Today, the company is a subsidiary of OptiNose, Inc. which is a NASDAQ-listed company that employs more than 200 staff. Djupesland's invention also opens up possibilities for targeting brain conditions, and the company has an active licence programme that enables the development of treatments with its system by other organisations. New avenues are continually being explored. In June 2020, Optinose announced it was developing a nasal antiseptic to treat both the symptoms and transmission of COVID-19. If clinical trials confirm its potential, the solution could be expanded for use against a wide range of respiratory viruses.
Djupesland says: "Now, we are at the starting point again, with a new product based on the initial patents: a nasal antiseptic, to be delivered with our exhalation delivery system, to kill the COVID-19 virus and reduce its transmission."
Per Gisle Djupesland earned his doctorate in medicine from the University of Oslo, Norway, in 1982. He obtained a PhD in nasal aerodynamics from the same institution in 1999. He is an otolaryngologist (ENT) with a specialisation in rhinology, and has more than 25 years of clinical experience. He served as an ear, nose and throat specialist and research fellow at University Hospital Oslo from 1996-2000. Djupesland also worked as a Clinical Research Fellow at the Hospital for Sick Children and Toronto General in Toronto, Canada, primarily studying the role of nitric oxide in the upper airways.

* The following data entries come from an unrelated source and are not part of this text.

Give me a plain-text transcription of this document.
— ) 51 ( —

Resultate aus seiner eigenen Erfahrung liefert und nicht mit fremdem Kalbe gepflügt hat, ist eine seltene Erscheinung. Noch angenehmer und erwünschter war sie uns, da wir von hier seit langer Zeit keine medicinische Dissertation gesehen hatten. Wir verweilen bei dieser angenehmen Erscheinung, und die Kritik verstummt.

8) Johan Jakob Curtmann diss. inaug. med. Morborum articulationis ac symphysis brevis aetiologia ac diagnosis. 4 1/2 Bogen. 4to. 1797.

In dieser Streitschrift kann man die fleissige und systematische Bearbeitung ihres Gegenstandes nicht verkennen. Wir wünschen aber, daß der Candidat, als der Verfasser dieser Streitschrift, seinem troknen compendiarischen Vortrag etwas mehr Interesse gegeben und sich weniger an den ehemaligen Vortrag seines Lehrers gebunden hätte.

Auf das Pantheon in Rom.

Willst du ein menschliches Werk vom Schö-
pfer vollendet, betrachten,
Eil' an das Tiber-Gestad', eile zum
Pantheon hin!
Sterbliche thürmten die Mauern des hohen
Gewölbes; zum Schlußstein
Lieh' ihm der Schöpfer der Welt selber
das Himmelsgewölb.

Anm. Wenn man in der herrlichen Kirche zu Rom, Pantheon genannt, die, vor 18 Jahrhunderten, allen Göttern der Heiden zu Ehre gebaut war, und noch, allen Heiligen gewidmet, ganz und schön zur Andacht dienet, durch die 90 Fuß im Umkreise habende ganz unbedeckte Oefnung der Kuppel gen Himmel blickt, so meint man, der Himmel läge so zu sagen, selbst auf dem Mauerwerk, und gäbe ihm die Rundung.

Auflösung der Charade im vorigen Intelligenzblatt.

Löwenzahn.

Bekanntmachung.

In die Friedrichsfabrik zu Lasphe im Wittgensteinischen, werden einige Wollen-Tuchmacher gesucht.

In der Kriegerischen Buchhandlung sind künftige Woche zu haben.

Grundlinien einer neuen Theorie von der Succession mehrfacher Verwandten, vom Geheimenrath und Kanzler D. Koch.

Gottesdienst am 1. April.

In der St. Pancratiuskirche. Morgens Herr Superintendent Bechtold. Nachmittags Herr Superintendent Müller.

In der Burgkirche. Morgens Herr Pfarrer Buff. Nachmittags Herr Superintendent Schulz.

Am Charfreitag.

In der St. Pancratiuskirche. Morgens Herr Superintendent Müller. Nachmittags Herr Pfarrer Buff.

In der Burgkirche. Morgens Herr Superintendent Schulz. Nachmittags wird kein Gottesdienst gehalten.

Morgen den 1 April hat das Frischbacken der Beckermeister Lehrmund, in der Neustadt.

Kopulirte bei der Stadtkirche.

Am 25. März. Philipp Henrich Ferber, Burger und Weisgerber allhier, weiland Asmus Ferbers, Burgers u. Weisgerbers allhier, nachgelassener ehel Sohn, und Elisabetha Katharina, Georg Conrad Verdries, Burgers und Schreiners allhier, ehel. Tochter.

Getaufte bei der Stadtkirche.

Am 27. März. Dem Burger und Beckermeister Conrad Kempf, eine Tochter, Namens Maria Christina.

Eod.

Djupesland has authored more than 60 peer reviewed articles in international medical journals and has lectured at numerous international scientific conferences. He is Chief Scientific Officer of OptiNose AS, and has primary responsibility for device discovery and early development efforts.
Djupesland holds 26 European granted patents, including EP2340865 granted in 2016 for nasal delivery devices for bi-directional delivery.
The European Inventor Award is one of Europe's most prestigious innovation prizes. Launched by the EPO in 2006, it honours individual inventors and teams of inventors whose pioneering inventions provide answers to some of the biggest challenges of our times. The finalists and winners are selected by an independent jury consisting of international authorities from the fields of business, politics, science, academia and research who examine the proposals for their contribution towards technical progress, social development, economic prosperity and job creation in Europe. The Award is conferred in five categories (Industry, Research, SMEs, Non-EPO countries and Lifetime achievement). In addition, the public selects the winner of the Popular Prize from among the 15 finalists through online voting.
With 6 400 staff, the European Patent Office (EPO) is one of the largest public service institutions in Europe. Headquartered in Munich with offices in Berlin, Brussels, The Hague and Vienna, the EPO was founded with the aim of strengthening co-operation on patents in Europe. Through the EPO's centralised patent granting procedure, inventors are able to obtain high-quality patent protection in up to 44 countries, covering a market of some 700 million people. The EPO is also the world's leading authority in patent information and patent searching.